This word in both English and Greek is a transliteration from the Hebrew ʼa·menʹ. The meaning is “so be it,” or “surely.” The Hebrew root word from which it is drawn (ʼa·manʹ) means “be faithful; be trustworthy.”
In the Hebrew Scriptures the word is used as a solemn expression to obligate oneself legally to an oath or covenant and its consequences (Nu 5:22; De 27:15-26; Ne 5:13), also as a solemn expression to subscribe to an expressed prayer (1Ch 16:36), to an expression of praise (Ne 8:6), or to an expressed purpose (1Ki 1:36; Jer 11:5). Each of the first four books, or collections, of the Psalms concludes with this expression, perhaps indicating that it was customary for the congregation of Israel to join in at the end of the song or psalm with an “Amen.”—Ps 41:13; 72:19; 89:52; 106:48.
The Hebrew word ʼa·manʹ is applied to Jehovah as “the faithful God” (De 7:9; Isa 49:7) and describes his reminders and promises as “trustworthy” and “faithful.” (Ps 19:7; 89:28, 37) In the Christian Greek Scriptures the title “Amen” is applied to Christ Jesus as “the faithful and true witness.” (Re 3:14) Jesus made singular use of the expression in his preaching and teaching, using it very often to preface a statement of fact, a promise, or a prophecy, thereby emphasizing the absolute truthfulness and reliability of what he said. (Mt 5:18; 6:2, 5, 16; 24:34) In these cases the Greek word (a·menʹ) is translated as “truly” (KJ, “verily”) or, when doubled, as throughout the book of John, “most truly.” (Joh 1:51) Jesus’ use of “amen” in this way is said to be unique in sacred literature, and it was consistent with his divinely given authority.—Mt 7:29.
However, as Paul shows at 2 Corinthians 1:19, 20, the title “Amen” applies to Jesus not merely as a truth speaker or as a true prophet and spokesman of God but also as the one in whom all of God’s promises find fulfillment. His course of faithfulness and obedience even to a sacrificial death confirms and makes possible the bringing to reality of all the promises and declarations of God’s purpose. He was the living Truth of those revelations of God’s purpose, the things to which God had sworn.—Compare Joh 1:14, 17; 14:6; 18:37.

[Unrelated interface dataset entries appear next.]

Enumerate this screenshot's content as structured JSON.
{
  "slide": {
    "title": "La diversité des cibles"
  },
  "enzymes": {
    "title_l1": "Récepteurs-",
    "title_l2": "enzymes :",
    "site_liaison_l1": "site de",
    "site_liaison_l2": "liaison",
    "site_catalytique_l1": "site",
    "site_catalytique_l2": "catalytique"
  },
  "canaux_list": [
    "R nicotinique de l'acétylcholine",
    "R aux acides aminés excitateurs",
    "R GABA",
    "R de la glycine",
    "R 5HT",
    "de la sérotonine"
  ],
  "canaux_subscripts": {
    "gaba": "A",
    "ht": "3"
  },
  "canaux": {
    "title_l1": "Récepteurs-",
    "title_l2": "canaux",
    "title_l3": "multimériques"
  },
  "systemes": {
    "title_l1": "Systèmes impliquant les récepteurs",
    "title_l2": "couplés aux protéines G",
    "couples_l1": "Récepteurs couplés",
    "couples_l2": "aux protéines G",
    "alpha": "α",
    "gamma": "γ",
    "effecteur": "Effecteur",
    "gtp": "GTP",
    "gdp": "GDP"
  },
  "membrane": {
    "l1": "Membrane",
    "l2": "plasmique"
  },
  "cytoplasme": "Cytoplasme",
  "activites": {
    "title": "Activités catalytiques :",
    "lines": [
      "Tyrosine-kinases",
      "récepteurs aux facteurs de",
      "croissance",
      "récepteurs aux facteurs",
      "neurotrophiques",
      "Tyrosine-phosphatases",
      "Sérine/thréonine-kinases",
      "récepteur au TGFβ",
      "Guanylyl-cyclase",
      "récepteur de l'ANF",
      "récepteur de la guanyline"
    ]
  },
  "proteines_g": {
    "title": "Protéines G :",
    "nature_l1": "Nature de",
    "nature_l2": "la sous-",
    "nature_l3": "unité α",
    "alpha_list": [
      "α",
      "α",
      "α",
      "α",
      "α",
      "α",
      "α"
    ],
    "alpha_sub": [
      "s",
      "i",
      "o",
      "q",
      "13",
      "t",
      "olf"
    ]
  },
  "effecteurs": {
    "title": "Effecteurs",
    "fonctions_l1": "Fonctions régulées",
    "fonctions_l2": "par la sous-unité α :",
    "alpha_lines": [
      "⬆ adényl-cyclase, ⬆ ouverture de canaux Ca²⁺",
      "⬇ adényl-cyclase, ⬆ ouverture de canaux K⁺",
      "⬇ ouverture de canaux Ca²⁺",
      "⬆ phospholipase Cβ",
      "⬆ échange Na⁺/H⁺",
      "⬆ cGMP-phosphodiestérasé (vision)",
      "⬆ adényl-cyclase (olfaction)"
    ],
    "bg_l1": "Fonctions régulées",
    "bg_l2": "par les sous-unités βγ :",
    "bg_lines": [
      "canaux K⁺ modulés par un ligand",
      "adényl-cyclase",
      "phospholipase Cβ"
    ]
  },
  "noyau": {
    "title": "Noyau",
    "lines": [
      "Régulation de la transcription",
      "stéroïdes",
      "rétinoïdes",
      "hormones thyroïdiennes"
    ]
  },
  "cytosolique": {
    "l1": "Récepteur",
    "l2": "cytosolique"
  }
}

The expression “Amen” is used many times in letters, especially those of Paul, when the writer has expressed some form of praise to God (Ro 1:25; 16:27; Eph 3:21; 1Pe 4:11) or expresses the wish that God’s favor be manifested in some manner toward the recipients of the letter. (Ro 15:33; Heb 13:20, 21) It is also used where the writer earnestly subscribes to what is expressed.—Re 1:7; 22:20.
The prayer expressed at 1 Chronicles 16:36 and those contained in the Psalms (41:13; 72:19; 89:52; 106:48), as well as the expressions contained in the canonical letters, all indicate the correctness of the use of “Amen” at the close of prayers. It is true that not all the prayers recorded show such conclusion, such as David’s closing prayer for Solomon (1Ch 29:19) or Solomon’s dedication prayer at the inauguration of the temple (1Ki 8:53-61), although such expression may well have been made. (Note 1Ch 29:20.) Similarly, its use is not recorded in Jesus’ prayers (Mt 26:39, 42; Joh 17:1-26) or in the prayer of the disciples at Acts 4:24-30. However, the weight of the prior evidence presented strongly indicates the rightness of the use of “Amen” as a conclusion to prayer, and Paul’s statement at 1 Corinthians 14:16 in particular shows that it was customary for those in Christian assembly to join in the Amen to a prayer. Additionally, the examples of those in heaven, recorded at Revelation 5:13, 14; 7:10-12; and 19:1-4, all give support to its use in subscribing to prayers or solemn statements and thereby, through the use of this one word, expressing the confidence, strong approval, and earnest hope that is in their hearts.